Cholesterol-lowering stains have numerous benefits, including a reduction in heart attacks and strokes; they also are associated with a low risk of side effects. Consequently, their benefits outweigh their risks for the general population, according to the American Heart Association.

One quarter of Americans 40 years old and older take a statin. However, up to 10 percent of those prescribed such a drug stop taking it because of what they presume are side effects related to the drug.

Publishing their findings in Circulation: Arteriosclerosis, Thrombosis and Vascular Biology, researchers reviewed multiple studies to evaluate the safety and potential side effects of statins in the general population.

“In most cases, you should not stop taking your statin medication if you think you are having side effects from the drug,” Mark Creager, MD, former president of the American Heart Association and director of the Heart and Vascular Center at Dartmouth-Hitchcock Medical Center in Lebanon, New Hampshire, said in a press release. “Instead, talk to your health care provider about your concerns. Stopping a statin can significantly increase the risk of a heart attack or stroke caused by a blocked artery.”

An exception is if someone on a statin passes dark urine, which may indicate a serious health condition called rhabdomyolysis, which can lead to sudden kidney failure. In the event of such a symptom, an individual on a statin should stop the drug immediately and consult with his or her physician. Less than 1 in 1,000 people on statins develop this condition.

Muscle aches and pains are the most common side effects of statins. However, in placebo-controlled trials, statins were the cause of such side effects in only 1 percent of cases. Considering this, and the fact that such physical symptoms are common among older adults, people going on statins may experience what is known as a nocebo effect. The term refers to a phenomenon wherein people, in the case of statins, develop aches and pains that they attribute to their medication but are actually a reflection of their expectation of developing such side effects given what they’ve heard about the drugs—a scientific example of the power of suggestion.
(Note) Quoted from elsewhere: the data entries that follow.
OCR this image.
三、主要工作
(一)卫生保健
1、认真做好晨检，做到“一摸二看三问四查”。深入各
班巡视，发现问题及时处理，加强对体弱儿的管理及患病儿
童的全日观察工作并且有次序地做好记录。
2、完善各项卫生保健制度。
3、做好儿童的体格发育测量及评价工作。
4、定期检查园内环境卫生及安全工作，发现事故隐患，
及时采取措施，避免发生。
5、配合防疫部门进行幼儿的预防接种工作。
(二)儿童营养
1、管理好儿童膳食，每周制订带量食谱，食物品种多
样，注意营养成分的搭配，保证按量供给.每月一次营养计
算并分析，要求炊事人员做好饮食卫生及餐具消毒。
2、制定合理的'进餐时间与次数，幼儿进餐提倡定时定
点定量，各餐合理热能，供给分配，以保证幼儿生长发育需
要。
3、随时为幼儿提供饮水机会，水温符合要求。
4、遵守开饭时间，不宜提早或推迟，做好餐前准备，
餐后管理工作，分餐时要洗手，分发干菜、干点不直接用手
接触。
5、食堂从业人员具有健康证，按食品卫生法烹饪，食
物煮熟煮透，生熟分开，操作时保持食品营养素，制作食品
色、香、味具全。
Statins are also associated with a slight increase in the risk of diabetes, one that is elevated among those with other risk factors for diabetes. (HIV is associated with diabetes.) Overall, the absolute risk of people in the general population developing diabetes is about 0.2 percent per year. For those who have diabetes, the average increase in HbA1c while on statins is small and not considered a reason to avoid such medications.

A major randomized controlled trial, called REPRIEVE, is currently investigating whether prescribing a statin to HIV-positive individuals who would not otherwise be indicated for such a drug can reduce their risk of various inflammation-related health conditions, such as cardiovascular disease and possibly even cancer and death.